According to her, an intended instrumentality of an offence is “any property intended to be used in the commission of an offence.”

The Minister also noted that if a foreign confiscation order, preservation order, or forfeiture order emanates from instrumentality or intended instrumentality of an offence, legal proceedings are going to be initiated by the Prosecutor General under Prevention of Organised Crime Act.

Said Dausab: “When the case comes from a foreign state, the legal proceedings will be initiated by that foreign state, and the foreign state will request Namibia to enforce the order. For Namibia to be able to render legal assistance to a requesting state in this regard, the proposed amendments to the International Cooperation in Criminal Matters  Act are necessary.

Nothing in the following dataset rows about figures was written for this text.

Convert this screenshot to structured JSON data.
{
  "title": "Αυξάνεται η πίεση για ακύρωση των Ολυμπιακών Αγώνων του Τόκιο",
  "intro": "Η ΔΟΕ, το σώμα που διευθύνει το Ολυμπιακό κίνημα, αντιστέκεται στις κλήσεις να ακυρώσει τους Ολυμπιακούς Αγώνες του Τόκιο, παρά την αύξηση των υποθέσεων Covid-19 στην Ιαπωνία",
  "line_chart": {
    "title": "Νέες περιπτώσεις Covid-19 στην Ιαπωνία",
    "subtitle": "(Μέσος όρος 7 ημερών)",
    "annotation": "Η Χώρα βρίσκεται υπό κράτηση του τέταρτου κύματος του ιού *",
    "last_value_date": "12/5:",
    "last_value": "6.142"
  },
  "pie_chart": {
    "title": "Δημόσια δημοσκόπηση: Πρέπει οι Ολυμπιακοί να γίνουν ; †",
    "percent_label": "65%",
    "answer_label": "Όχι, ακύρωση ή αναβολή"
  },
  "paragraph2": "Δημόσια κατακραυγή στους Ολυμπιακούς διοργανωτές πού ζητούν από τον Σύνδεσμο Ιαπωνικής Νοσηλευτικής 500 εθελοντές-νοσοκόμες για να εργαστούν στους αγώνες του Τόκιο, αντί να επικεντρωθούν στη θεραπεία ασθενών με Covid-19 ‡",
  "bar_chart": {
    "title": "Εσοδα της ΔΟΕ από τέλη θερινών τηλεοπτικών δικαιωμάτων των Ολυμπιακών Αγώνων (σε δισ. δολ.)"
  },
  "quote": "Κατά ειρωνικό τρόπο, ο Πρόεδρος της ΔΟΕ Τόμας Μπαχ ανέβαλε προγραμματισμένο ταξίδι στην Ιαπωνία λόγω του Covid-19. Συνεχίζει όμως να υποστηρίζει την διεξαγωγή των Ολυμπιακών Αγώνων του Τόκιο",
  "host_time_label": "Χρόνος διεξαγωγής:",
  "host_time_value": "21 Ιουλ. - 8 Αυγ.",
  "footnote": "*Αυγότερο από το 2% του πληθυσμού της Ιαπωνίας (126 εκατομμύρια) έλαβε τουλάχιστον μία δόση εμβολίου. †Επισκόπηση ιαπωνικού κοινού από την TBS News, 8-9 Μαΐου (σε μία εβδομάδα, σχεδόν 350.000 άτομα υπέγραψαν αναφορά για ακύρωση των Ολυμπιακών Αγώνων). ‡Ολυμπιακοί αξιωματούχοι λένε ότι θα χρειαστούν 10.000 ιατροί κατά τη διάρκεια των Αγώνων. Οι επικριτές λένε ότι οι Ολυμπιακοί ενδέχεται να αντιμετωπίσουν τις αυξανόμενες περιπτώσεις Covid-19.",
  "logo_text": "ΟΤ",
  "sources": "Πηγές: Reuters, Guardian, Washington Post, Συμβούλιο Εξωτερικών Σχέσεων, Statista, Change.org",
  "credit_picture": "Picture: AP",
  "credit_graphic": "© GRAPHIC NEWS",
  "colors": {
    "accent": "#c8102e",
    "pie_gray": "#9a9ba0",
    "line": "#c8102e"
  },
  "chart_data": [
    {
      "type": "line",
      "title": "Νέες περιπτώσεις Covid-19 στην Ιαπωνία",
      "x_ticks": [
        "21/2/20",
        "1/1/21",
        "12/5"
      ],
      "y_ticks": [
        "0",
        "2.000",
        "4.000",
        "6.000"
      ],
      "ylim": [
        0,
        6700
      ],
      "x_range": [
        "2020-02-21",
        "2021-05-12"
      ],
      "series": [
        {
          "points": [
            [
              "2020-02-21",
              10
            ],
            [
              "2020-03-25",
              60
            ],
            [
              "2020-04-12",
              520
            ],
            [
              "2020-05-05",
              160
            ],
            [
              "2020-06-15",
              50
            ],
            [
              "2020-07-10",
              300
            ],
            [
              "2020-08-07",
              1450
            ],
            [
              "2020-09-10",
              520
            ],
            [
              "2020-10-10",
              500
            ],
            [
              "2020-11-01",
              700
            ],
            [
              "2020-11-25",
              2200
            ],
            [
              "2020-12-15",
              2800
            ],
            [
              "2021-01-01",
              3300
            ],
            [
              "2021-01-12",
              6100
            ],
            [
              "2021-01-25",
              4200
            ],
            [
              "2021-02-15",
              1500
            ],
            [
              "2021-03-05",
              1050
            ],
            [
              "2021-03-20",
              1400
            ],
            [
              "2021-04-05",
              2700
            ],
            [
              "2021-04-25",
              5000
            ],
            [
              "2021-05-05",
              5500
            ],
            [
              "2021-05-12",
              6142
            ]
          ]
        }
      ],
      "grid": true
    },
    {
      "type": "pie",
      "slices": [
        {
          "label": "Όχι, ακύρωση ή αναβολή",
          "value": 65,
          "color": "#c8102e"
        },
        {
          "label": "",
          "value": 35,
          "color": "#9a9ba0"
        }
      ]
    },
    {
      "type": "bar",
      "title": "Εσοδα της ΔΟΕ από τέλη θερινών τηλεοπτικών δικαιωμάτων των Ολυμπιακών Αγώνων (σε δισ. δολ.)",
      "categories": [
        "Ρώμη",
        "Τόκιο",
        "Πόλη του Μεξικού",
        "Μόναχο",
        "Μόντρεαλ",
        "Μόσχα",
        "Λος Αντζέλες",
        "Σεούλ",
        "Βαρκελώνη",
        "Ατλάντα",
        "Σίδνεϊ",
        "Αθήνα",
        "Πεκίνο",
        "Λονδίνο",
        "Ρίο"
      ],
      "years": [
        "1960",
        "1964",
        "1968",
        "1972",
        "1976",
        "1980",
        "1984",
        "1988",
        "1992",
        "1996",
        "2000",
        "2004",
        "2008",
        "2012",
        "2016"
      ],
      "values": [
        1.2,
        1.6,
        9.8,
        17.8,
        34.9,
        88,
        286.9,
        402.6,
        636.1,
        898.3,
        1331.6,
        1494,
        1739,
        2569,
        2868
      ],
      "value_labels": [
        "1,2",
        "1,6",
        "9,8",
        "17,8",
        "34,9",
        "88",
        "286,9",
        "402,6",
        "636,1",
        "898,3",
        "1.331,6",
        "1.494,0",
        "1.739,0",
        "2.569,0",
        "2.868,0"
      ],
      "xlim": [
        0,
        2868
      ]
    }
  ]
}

Ultimately, there is a need to expand the grounds for refusal of a request for mutual legal assistance under Section 7A to include requests related to a political offence or an offence of a political character, and to include requests related to an offence under military law which would not be an offence under ordinary criminal law. The amendments reflect international best practices, and the additional grounds are also included in Article 6 (1) (a) and (b) of the SADC Protocol on mutual legal assistance in Criminal Matters and Article 14 (1) of The London Scheme for Extradition within the Commonwealth, of which Namibia is a party.”